Saban shook his head. “Would you ever forgive her?”
The other man blinked back tears and looked down, shaking his head.
“You nearly died here today, Claxton.” Saban stared at the Council soldiers who had lost their lives instead. “But what would have happened to Natalie is beyond your worst nightmares. They would have cut her, studied her, and dissected her…while she lived. The horror she would have endured would have been more agony than you could ever imagine.”
He shook his head desperately. “They have a cure. You did something to her. She can’t even bear my touch.”
“Nothing is wrong with her,” Saban snarled, flashing his canines. “She was my woman, my lover. Why would she want the touch of one who had betrayed her? One who had f**ked her assistant in her own bed? Why would she wish for your touch?”
Claxton flinched at each question, hunching his shoulders against the truth Saban laid at his feet.
“You didn’t just break the law today in your attempt to aid in her kidnapping, but you broke Breed law, Claxton.” He gave that a second to sink in, and as Mike’s face paled, he went on. “Attempting to kidnap the woman of a Breed is punishable by death. Your trial would be a Breed tribunal, not a jury of your peers. You don’t even have to be there.” He leaned forward. “Justice would be horrifying. Death by the most excruciating pain we could devise. The Council taught us how to cause pain, my friend. Pain like you cannot even imagine.”
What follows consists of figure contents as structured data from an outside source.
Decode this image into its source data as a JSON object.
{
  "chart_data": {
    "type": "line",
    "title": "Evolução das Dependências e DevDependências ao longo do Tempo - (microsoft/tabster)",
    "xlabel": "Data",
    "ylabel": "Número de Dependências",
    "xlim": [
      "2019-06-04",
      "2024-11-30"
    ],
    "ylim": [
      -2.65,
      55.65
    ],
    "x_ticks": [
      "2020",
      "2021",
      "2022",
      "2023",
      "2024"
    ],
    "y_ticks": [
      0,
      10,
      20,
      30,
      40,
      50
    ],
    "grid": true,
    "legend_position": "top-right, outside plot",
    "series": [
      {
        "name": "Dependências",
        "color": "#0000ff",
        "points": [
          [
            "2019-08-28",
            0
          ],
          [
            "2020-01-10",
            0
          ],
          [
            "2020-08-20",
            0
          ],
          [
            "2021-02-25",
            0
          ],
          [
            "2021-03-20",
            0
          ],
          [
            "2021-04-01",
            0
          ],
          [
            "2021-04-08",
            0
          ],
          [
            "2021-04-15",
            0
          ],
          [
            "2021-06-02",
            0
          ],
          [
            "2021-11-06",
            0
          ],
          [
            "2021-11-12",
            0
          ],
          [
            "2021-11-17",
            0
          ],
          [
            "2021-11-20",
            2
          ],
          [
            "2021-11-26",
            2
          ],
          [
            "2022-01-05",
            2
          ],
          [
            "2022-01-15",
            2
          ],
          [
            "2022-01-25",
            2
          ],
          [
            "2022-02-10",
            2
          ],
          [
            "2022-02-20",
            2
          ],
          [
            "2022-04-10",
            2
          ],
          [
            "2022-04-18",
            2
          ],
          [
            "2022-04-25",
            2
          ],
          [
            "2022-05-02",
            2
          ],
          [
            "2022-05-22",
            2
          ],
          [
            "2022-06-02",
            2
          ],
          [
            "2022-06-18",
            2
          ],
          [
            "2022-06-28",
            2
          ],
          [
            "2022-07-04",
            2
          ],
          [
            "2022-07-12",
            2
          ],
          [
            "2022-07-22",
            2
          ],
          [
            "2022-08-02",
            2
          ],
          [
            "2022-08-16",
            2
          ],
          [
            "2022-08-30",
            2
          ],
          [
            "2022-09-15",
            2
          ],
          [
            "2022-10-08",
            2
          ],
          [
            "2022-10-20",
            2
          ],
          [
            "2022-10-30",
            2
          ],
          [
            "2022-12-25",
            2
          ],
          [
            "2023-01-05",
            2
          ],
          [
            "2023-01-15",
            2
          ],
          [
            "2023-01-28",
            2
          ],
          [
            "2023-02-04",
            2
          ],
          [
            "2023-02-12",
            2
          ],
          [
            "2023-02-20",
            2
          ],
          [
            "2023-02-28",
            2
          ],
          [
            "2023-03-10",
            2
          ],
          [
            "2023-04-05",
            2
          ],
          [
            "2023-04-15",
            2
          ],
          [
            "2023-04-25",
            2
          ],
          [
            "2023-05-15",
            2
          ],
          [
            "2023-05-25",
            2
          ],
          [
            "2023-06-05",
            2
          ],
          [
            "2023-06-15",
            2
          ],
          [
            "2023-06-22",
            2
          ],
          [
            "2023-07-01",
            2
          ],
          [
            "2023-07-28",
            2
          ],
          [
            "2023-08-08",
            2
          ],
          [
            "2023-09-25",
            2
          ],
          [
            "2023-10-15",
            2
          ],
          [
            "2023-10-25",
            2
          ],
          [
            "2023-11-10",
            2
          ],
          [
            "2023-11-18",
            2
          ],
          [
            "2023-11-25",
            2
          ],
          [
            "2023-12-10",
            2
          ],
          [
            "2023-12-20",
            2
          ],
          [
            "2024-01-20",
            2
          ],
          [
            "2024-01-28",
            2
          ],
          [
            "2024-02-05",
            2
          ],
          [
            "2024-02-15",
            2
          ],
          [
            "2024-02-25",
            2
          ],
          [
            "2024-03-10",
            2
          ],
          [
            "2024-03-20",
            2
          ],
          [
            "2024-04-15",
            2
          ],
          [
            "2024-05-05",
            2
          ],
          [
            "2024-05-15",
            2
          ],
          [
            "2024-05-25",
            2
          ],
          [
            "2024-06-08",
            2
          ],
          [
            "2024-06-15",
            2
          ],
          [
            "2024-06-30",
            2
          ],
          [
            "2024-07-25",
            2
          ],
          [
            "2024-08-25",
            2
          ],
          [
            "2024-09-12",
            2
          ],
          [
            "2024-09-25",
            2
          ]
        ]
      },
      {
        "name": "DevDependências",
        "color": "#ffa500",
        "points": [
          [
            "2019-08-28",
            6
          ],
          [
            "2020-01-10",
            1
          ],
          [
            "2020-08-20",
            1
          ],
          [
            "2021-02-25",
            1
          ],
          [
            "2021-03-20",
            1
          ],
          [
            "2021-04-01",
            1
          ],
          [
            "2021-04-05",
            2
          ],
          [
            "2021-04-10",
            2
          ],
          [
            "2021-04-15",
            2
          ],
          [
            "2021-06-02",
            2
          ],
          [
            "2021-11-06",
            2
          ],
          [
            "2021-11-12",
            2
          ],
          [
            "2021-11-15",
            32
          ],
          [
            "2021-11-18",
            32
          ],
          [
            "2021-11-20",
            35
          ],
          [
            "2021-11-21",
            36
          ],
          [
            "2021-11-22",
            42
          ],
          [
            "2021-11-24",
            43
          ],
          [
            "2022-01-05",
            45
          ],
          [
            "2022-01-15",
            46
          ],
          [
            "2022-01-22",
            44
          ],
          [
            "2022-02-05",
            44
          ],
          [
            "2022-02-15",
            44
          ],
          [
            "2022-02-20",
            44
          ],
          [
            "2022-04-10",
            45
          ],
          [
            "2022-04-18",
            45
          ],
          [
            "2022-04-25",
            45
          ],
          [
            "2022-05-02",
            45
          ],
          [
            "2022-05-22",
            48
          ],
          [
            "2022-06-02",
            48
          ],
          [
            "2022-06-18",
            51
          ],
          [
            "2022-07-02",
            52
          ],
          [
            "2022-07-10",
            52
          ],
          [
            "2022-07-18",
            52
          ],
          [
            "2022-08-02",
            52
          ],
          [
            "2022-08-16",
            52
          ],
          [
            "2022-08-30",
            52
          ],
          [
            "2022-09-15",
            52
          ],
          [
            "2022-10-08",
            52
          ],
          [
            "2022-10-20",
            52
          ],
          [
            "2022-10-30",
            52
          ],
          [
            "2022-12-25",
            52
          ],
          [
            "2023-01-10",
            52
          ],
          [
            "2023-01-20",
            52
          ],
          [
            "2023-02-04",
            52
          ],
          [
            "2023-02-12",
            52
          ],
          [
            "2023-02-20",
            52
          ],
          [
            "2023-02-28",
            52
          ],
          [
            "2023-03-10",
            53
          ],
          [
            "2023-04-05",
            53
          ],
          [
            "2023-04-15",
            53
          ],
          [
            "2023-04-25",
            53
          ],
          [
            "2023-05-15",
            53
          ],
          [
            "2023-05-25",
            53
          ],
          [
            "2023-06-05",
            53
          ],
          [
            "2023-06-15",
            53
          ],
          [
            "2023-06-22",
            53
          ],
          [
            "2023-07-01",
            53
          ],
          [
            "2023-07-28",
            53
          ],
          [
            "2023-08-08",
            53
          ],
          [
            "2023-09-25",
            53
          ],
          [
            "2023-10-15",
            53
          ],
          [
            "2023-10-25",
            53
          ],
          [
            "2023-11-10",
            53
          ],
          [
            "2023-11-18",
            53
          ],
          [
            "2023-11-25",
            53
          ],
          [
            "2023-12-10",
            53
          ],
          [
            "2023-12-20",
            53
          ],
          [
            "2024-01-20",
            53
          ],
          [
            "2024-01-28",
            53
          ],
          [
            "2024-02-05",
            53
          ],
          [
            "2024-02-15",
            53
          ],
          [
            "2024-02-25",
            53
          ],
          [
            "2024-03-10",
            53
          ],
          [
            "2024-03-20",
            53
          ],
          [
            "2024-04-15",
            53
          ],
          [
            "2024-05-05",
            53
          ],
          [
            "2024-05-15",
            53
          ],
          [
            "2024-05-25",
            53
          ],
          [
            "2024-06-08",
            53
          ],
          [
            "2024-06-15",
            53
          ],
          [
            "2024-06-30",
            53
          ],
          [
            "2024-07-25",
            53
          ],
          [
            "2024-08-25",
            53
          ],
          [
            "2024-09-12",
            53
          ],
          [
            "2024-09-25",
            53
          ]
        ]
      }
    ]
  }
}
Claxton’s face was white now.
“I wanted to save her.”
“You wanted to f**king own her,” Saban snarled. “Now, here is what you are going to do. You are going to your hotel, you will pack, and you will leave before night falls. If at any time you are found to be in Buffalo Gap or if you attempt to contact Natalie without her permission, then Breed law will come down on you.”
Surprise reflected on Claxton’s face. “You’re going to let me go?”
“I have never killed over a woman, Claxton.” Saban let a growl enter his voice for effect. “But over Natalie, I will rip your guts from your navel and strangle you with them. Do you understand me?”
Claxton nodded slowly. Saban held his gaze, staring back at him, letting him see the savagery, the need for blood rising inside him.
“Why are you letting me go?” Claxton asked timidly, almost hopefully.
“You heaped enough guilt on her head during your marriage.” Saban rose to his feet and stared down at him coldly. “I won’t let you guilt her with your death.”
The hope left his eyes. Claxton nodded again then dragged himself to his feet and stared at the dead soldiers now being bagged, the disabled van that would have taken Natalie away.
“I was trying to help her,” he finally said roughly. “I thought…I thought she was in danger.”
“As long as I live she will be safe,” Saban snapped. “Can we say the same for you?” Saban looked at the bloody scene again and then back to Mike.
Mike didn’t say another word. He limped across the street to his car and dragged himself slowly inside it. The bloody battle, the knowledge that his death had been so close, and that Saban would do more than kill him, did what nothing else could have. Right now, in shock, Claxton had taken in the truth of what had happened. He had nearly destroyed Natalie rather than saving her, and whether he had known it before or not, right now, he knew this was his last chance to live.
“We weren’t trained to have mercy, Brother.”
Saban turned to meet eyes identical to his own in a face so delicate, so sweetly curved that at times he couldn’t believe she was one of the highly trained, merciless Breed Enforcers the Bureau of Breed Affairs prized so highly.
Long, black hair was braided into a thick plait and fell to the middle of her back, while her slender, doelike body radiated confidence and strength.
“We weren’t trained to have it, yet we do.” He shrugged carelessly.
“I’ll keep an eye on him for a while. Make sure he gets home safe. We’d hate for him to have an accident between here and there.” Her smile was cold, hard, her eyes like chips of green ice.
“I gave him his life; take it at your own risk, Chimera,” he warned her.
“You’re going to spoil her,” she stated.
Saban shrugged again.
No, he wasn’t spoiling her, he was letting her go. She would keep the job; that had nothing to do with him. Whether she stayed, left, or allowed Claxton back into her life was her choice.
“Tell Jonas to have Natalie escorted home and assign her a new bodyguard,” he told his sister as he fought the pain building in his chest. “I’ll follow up with the scientist we captured and see to his transport to Sanctuary.”
He had to force the words past his lips.